Getting Ready For Summer Camp

summer camp
AP
It hardly seems like spring in many parts of the country, but parents are already signing their children up for summer camp. If you think it's too early for that, you're wrong; it's actually a little late.

But there is no need to panic, parenting reporter Dana Lowey Luttway visits The Early Show Monday with tips on finding the right program for your child and meeting the different camp application deadlines.

Things to consider are sleep away camps vs. day camps as well as camp certification and safety.

Here is a checklist:

Consider your children's needs - Do they have special needs? Health concerns? Would they thrive in a small camp or a large camp? Are they athletic? Would they be happier at an art camp?

Check the dates of your family vacation - That way you know when your child is free to be enrolled in camp. You don't want it to conflict with the trip to the beach or the grandparents' house.

Know your budget - Once you are aware of how much money you can spend, you'll be able to narrow down the list of camps. Also, parents should know there are such things as "camperships," scholarships for kids in need.

Once you've done that, Lowey says, the most comprehensive resource to find the right camp for your child is the American Camping Association. It is a community of camp professionals who ensure the quality of camp programs.

Their program accredits over 2,200 camps all over the country. ACA accredited camps meet up to 300 standards for health, safety, and program quality. All camps listed on its Web site meet industry-accepted and government-recognized standards. So, that's a great place to start.

She notes that some older, established camps choose not to be ACA accredited. So there are reputable camps that don't have the accreditation.

Many camps offer videotapes as a way of getting information; but remember these are just another form of advertisement. If you are considering sending your child far away, don't rely just on what the video tells you. If you can't visit the camp, find out from others who have been there.

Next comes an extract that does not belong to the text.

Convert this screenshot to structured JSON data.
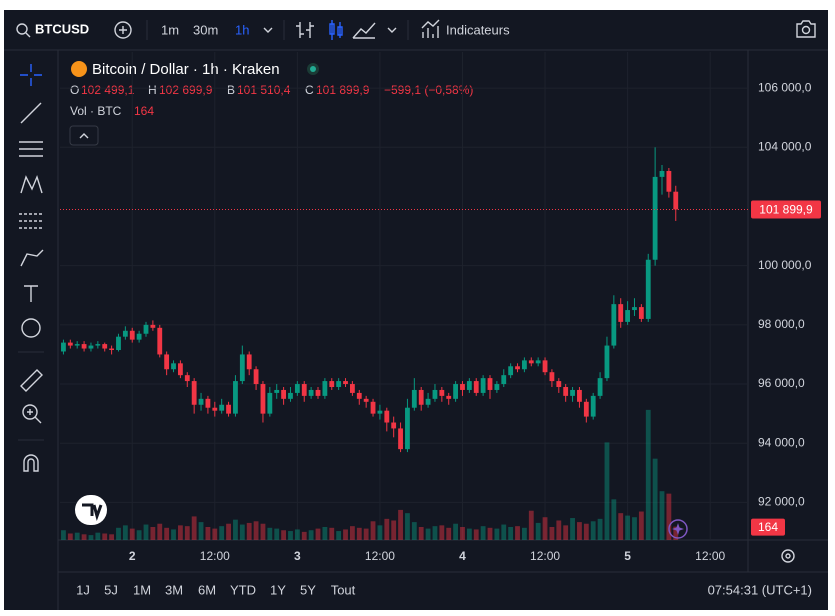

If you're looking into day camps or camps close to home, the parks department is a great resource. Get their local phone number and ask to speak with a Parks & Recreation director. He or she will be able to tell you about camps sponsored in area parks and public spaces, for example, tennis camp or baseball, arts and crafts, or anything that can be done in an outdoor space.

The health department in your county will also have a listing of camps as well. And since it's the health department, you know they're endorsing these as safe/healthy environments for kids.

Don't forget to check public information facilities for camp ideas. Public information facilities are things like museums, libraries, science centers, anything that provides information to the public. You may have an aquarium in your town that offers a science camp or a library that does a reading program. These kinds of places are great resources for day camps, Lowel says.

Word of mouth is also one of the greatest resources for parents. Ask around. Take a poll at the local playground. "Where did your kid go to camp last summer? Did she like it? Would you send him back?" Anytime you hear a positive story about a camp, ask for phone numbers so you can remember the information and follow up.

The Internet is another great resource; just type in the word "camp" on a search engine like Google and you'll get a hundreds of camp Web sites.

If you have a child who really thrives in a familiar environment, but you want him to have a camp experience, Lowell says, go into the front office of your child's school and see what they offer for summer camps. That way, your child is riding the same school bus and walking through the same familiar hallways, but is getting a summer version of the school-year experience.

Once you've done all your homework, and you think you've narrowed it down to the camp of choice, there is, yet again, more homework to do!

  • Be sure you talk to the camp director in person. They set the tone for the camp. They hire the staff. They are ultimately responsible for how the camp is run.

  • Ask Questions. Questions to ask might be: "What is the child-to-staff member ratio?" "Do you do background checks on the staff? "What is your safety policy?" "Do you have an international staff?" "Can your child call home if he wants to?" If they won't talk to you. Go to another camp.